Strona twórców
Wcielamy się w postać Howarda Phillipsa, który stracił nagle sens i ucieka w sny.
Będziemy podróżować przez oniryczne krainy pełne snów pogodnych ale trafią się także koszmary, autorzy wprost przyznają się do inspiracji Dear Esther oraz nieliniowością Deus Exa. Gra ma być pełna rozmaitych zagadek a także posiadać kilka zakończeń zależnych od tego jak "pokierujemy" snami Howarda. Ponoć wpłyniemy na przyszłość biednego i zblazowanego bohatera. Grafika wygląda dość ładnie, oczywiście mamy efekt blum i głąbów z pola, bez których jak wiadomo żadna
hipsterska gra nie może się obyć, ale nie są one aż tak odrzucające.
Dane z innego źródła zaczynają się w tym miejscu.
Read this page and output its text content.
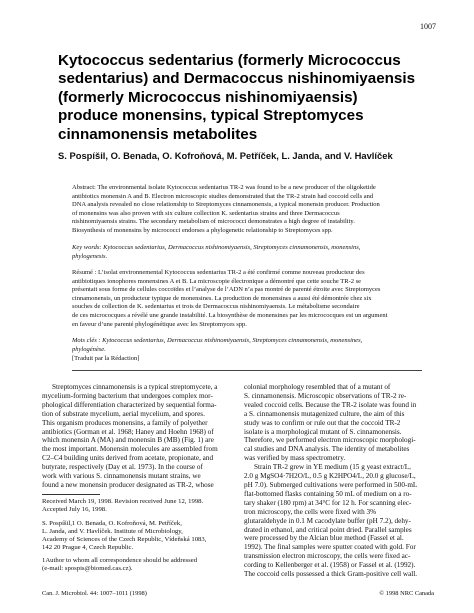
1007
Kytococcus sedentarius (formerly Micrococcus
sedentarius) and Dermacoccus nishinomiyaensis
(formerly Micrococcus nishinomiyaensis)
produce monensins, typical Streptomyces
cinnamonensis metabolites
S. Pospíšil, O. Benada, O. Kofroňová, M. Petříček, L. Janda, and V. Havlíček
Abstract: The environmental isolate Kytococcus sedentarius TR-2 was found to be a new producer of the oligoketide
antibiotics monensin A and B. Electron microscopic studies demonstrated that the TR-2 strain had coccoid cells and
DNA analysis revealed no close relationship to Streptomyces cinnamonensis, a typical monensin producer. Production
of monensins was also proven with six culture collection K. sedentarius strains and three Dermacoccus
nishinomiyaensis strains. The secondary metabolism of micrococci demonstrates a high degree of instability.
Biosynthesis of monensins by micrococci endorses a phylogenetic relationship to Streptomyces spp.
Key words: Kytococcus sedentarius, Dermacoccus nishinomiyaensis, Streptomyces cinnamonensis, monensins,
phylogenesis.
Résumé : L’isolat environnemental Kytococcus sedentarius TR-2 a été confirmé comme nouveau producteur des
antibiotiques ionophores monensines A et B. La microscopie électronique a démontré que cette souche TR-2 se
présentait sous forme de cellules coccoïdes et l’analyse de l’ADN n’a pas montré de parenté étroite avec Streptomyces
cinnamonensis, un producteur typique de monensines. La production de monensines a aussi été démontrée chez six
souches de collection de K. sedentarius et trois de Dermacoccus nishinomiyaensis. Le métabolisme secondaire
de ces micrococques a révélé une grande instabilité. La biosynthèse de monensines par les micrococques est un argument
en faveur d’une parenté phylogénétique avec les Streptomyces spp.
Mots clés : Kytococcus sedentarius, Dermacoccus nishinomiyaensis, Streptomyces cinnamonensis, monensines,
phylogénèse.
[Traduit par la Rédaction]
Streptomyces cinnamonensis is a typical streptomycete, a
mycelium-forming bacterium that undergoes complex mor-
phological differentiation characterized by sequential forma-
tion of substrate mycelium, aerial mycelium, and spores.
This organism produces monensins, a family of polyether
antibiotics (Gorman et al. 1968; Haney and Hoehn 1968) of
which monensin A (MA) and monensin B (MB) (Fig. 1) are
the most important. Monensin molecules are assembled from
C2–C4 building units derived from acetate, propionate, and
butyrate, respectively (Day et al. 1973). In the course of
work with various S. cinnamonensis mutant strains, we
found a new monensin producer designated as TR-2, whose
Received March 19, 1998. Revision received June 12, 1998.
Accepted July 16, 1998.
S. Pospíšil,1 O. Benada, O. Kofroňová, M. Petříček,
L. Janda, and V. Havlíček. Institute of Microbiology,
Academy of Sciences of the Czech Republic, Vídeňská 1083,
142 20 Prague 4, Czech Republic.
1Author to whom all correspondence should be addressed
(e-mail: spospis@biomed.cas.cz).
colonial morphology resembled that of a mutant of
S. cinnamonensis. Microscopic observations of TR-2 re-
vealed coccoid cells. Because the TR-2 isolate was found in
a S. cinnamonensis mutagenized culture, the aim of this
study was to confirm or rule out that the coccoid TR-2
isolate is a morphological mutant of S. cinnamonensis.
Therefore, we performed electron microscopic morphologi-
cal studies and DNA analysis. The identity of metabolites
was verified by mass spectrometry.
Strain TR-2 grew in YE medium (15 g yeast extract/L,
2.0 g MgSO4·7H2O/L, 0.5 g K2HPO4/L, 20.0 g glucose/L,
pH 7.0). Submerged cultivations were performed in 500-mL
flat-bottomed flasks containing 50 mL of medium on a ro-
tary shaker (180 rpm) at 34°C for 12 h. For scanning elec-
tron microscopy, the cells were fixed with 3%
glutaraldehyde in 0.1 M cacodylate buffer (pH 7.2), dehy-
drated in ethanol, and critical point dried. Parallel samples
were processed by the Alcian blue method (Fassel et al.
1992). The final samples were sputter coated with gold. For
transmission electron microscopy, the cells were fixed ac-
cording to Kellenberger et al. (1958) or Fassel et al. (1992).
The coccoid cells possessed a thick Gram-positive cell wall.
Can. J. Microbiol. 44: 1007–1011 (1998)	© 1998 NRC Canada
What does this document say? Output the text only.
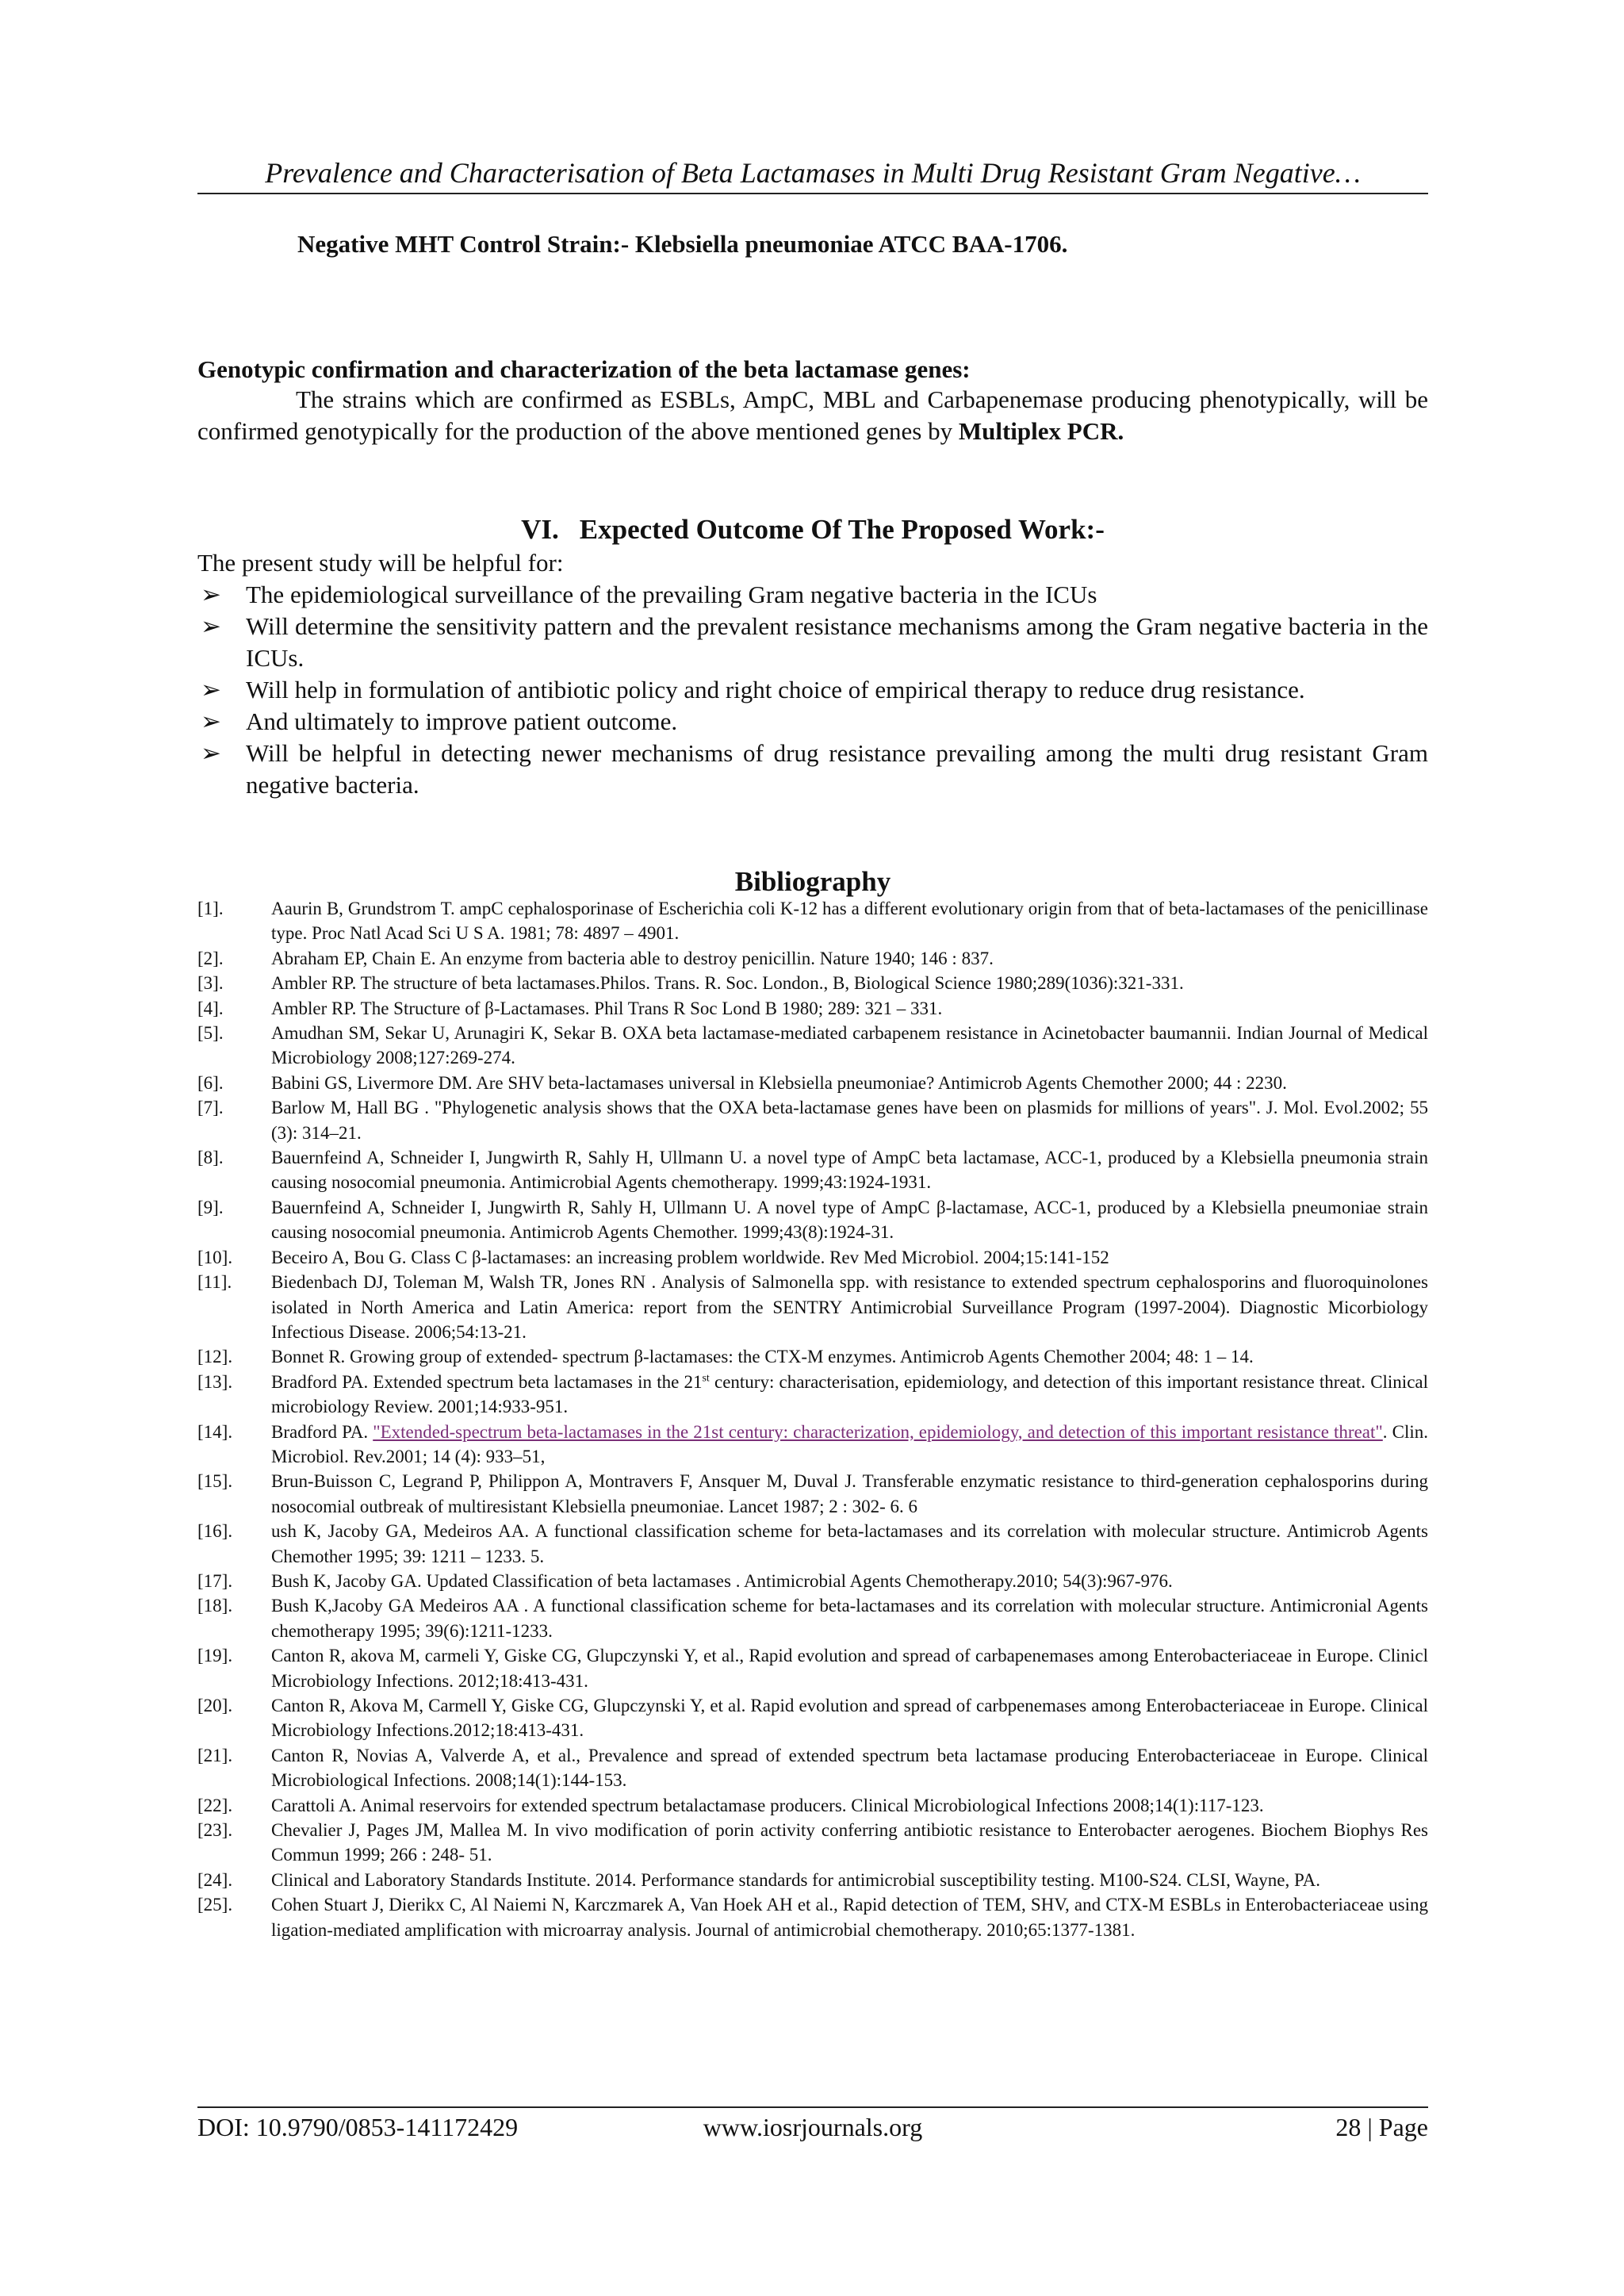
Prevalence and Characterisation of Beta Lactamases in Multi Drug Resistant Gram Negative…
Negative MHT Control Strain:- Klebsiella pneumoniae ATCC BAA-1706.
Genotypic confirmation and characterization of the beta lactamase genes:
The strains which are confirmed as ESBLs, AmpC, MBL and Carbapenemase producing phenotypically, will be confirmed genotypically for the production of the above mentioned genes by Multiplex PCR.
VI. Expected Outcome Of The Proposed Work:-
The present study will be helpful for:
➢ The epidemiological surveillance of the prevailing Gram negative bacteria in the ICUs
➢ Will determine the sensitivity pattern and the prevalent resistance mechanisms among the Gram negative bacteria in the ICUs.
➢ Will help in formulation of antibiotic policy and right choice of empirical therapy to reduce drug resistance.
➢ And ultimately to improve patient outcome.
➢ Will be helpful in detecting newer mechanisms of drug resistance prevailing among the multi drug resistant Gram negative bacteria.
Bibliography
[1].	Aaurin B, Grundstrom T. ampC cephalosporinase of Escherichia coli K-12 has a different evolutionary origin from that of beta-lactamases of the penicillinase type. Proc Natl Acad Sci U S A. 1981; 78: 4897 – 4901.
[2].	Abraham EP, Chain E. An enzyme from bacteria able to destroy penicillin. Nature 1940; 146 : 837.
[3].	Ambler RP. The structure of beta lactamases.Philos. Trans. R. Soc. London., B, Biological Science 1980;289(1036):321-331.
[4].	Ambler RP. The Structure of β-Lactamases. Phil Trans R Soc Lond B 1980; 289: 321 – 331.
[5].	Amudhan SM, Sekar U, Arunagiri K, Sekar B. OXA beta lactamase-mediated carbapenem resistance in Acinetobacter baumannii. Indian Journal of Medical Microbiology 2008;127:269-274.
[6].	Babini GS, Livermore DM. Are SHV beta-lactamases universal in Klebsiella pneumoniae? Antimicrob Agents Chemother 2000; 44 : 2230.
[7].	Barlow M, Hall BG . "Phylogenetic analysis shows that the OXA beta-lactamase genes have been on plasmids for millions of years". J. Mol. Evol.2002; 55 (3): 314–21.
[8].	Bauernfeind A, Schneider I, Jungwirth R, Sahly H, Ullmann U. a novel type of AmpC beta lactamase, ACC-1, produced by a Klebsiella pneumonia strain causing nosocomial pneumonia. Antimicrobial Agents chemotherapy. 1999;43:1924-1931.
[9].	Bauernfeind A, Schneider I, Jungwirth R, Sahly H, Ullmann U. A novel type of AmpC β-lactamase, ACC-1, produced by a Klebsiella pneumoniae strain causing nosocomial pneumonia. Antimicrob Agents Chemother. 1999;43(8):1924-31.
[10]. Beceiro A, Bou G. Class C β-lactamases: an increasing problem worldwide. Rev Med Microbiol. 2004;15:141-152
[11]. Biedenbach DJ, Toleman M, Walsh TR, Jones RN . Analysis of Salmonella spp. with resistance to extended spectrum cephalosporins and fluoroquinolones isolated in North America and Latin America: report from the SENTRY Antimicrobial Surveillance Program (1997-2004). Diagnostic Micorbiology Infectious Disease. 2006;54:13-21.
[12]. Bonnet R. Growing group of extended- spectrum β-lactamases: the CTX-M enzymes. Antimicrob Agents Chemother 2004; 48: 1 – 14.
[13]. Bradford PA. Extended spectrum beta lactamases in the 21st century: characterisation, epidemiology, and detection of this important resistance threat. Clinical microbiology Review. 2001;14:933-951.
[14]. Bradford PA. "Extended-spectrum beta-lactamases in the 21st century: characterization, epidemiology, and detection of this important resistance threat". Clin. Microbiol. Rev.2001; 14 (4): 933–51,
[15]. Brun-Buisson C, Legrand P, Philippon A, Montravers F, Ansquer M, Duval J. Transferable enzymatic resistance to third-generation cephalosporins during nosocomial outbreak of multiresistant Klebsiella pneumoniae. Lancet 1987; 2 : 302- 6. 6
[16]. ush K, Jacoby GA, Medeiros AA. A functional classification scheme for beta-lactamases and its correlation with molecular structure. Antimicrob Agents Chemother 1995; 39: 1211 – 1233. 5.
[17]. Bush K, Jacoby GA. Updated Classification of beta lactamases . Antimicrobial Agents Chemotherapy.2010; 54(3):967-976.
[18]. Bush K,Jacoby GA Medeiros AA . A functional classification scheme for beta-lactamases and its correlation with molecular structure. Antimicronial Agents chemotherapy 1995; 39(6):1211-1233.
[19]. Canton R, akova M, carmeli Y, Giske CG, Glupczynski Y, et al., Rapid evolution and spread of carbapenemases among Enterobacteriaceae in Europe. Clinicl Microbiology Infections. 2012;18:413-431.
[20]. Canton R, Akova M, Carmell Y, Giske CG, Glupczynski Y, et al. Rapid evolution and spread of carbpenemases among Enterobacteriaceae in Europe. Clinical Microbiology Infections.2012;18:413-431.
[21]. Canton R, Novias A, Valverde A, et al., Prevalence and spread of extended spectrum beta lactamase producing Enterobacteriaceae in Europe. Clinical Microbiological Infections. 2008;14(1):144-153.
[22]. Carattoli A. Animal reservoirs for extended spectrum betalactamase producers. Clinical Microbiological Infections 2008;14(1):117-123.
[23]. Chevalier J, Pages JM, Mallea M. In vivo modification of porin activity conferring antibiotic resistance to Enterobacter aerogenes. Biochem Biophys Res Commun 1999; 266 : 248- 51.
[24]. Clinical and Laboratory Standards Institute. 2014. Performance standards for antimicrobial susceptibility testing. M100-S24. CLSI, Wayne, PA.
[25]. Cohen Stuart J, Dierikx C, Al Naiemi N, Karczmarek A, Van Hoek AH et al., Rapid detection of TEM, SHV, and CTX-M ESBLs in Enterobacteriaceae using ligation-mediated amplification with microarray analysis. Journal of antimicrobial chemotherapy. 2010;65:1377-1381.
DOI: 10.9790/0853-141172429	www.iosrjournals.org	28 | Page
Za to dla wielbicieli wymiotowania pod monitorem
dodano obsługę oculus rift, specjalnego elektronicznego chomąta dzięki któremu już po góra 15 minutach największym twardzielom robi się niedobrze.
Zobaczymy co z tego wyjdzie, oby gra tworzona przez bardzo młody zespół nie okazała się tak realistyczna, że sami poszukamy poduszki.
Tytuł można już kupować w formie wczesnego dostępu via Steam, ale zdecydowanie lepiej poczekać.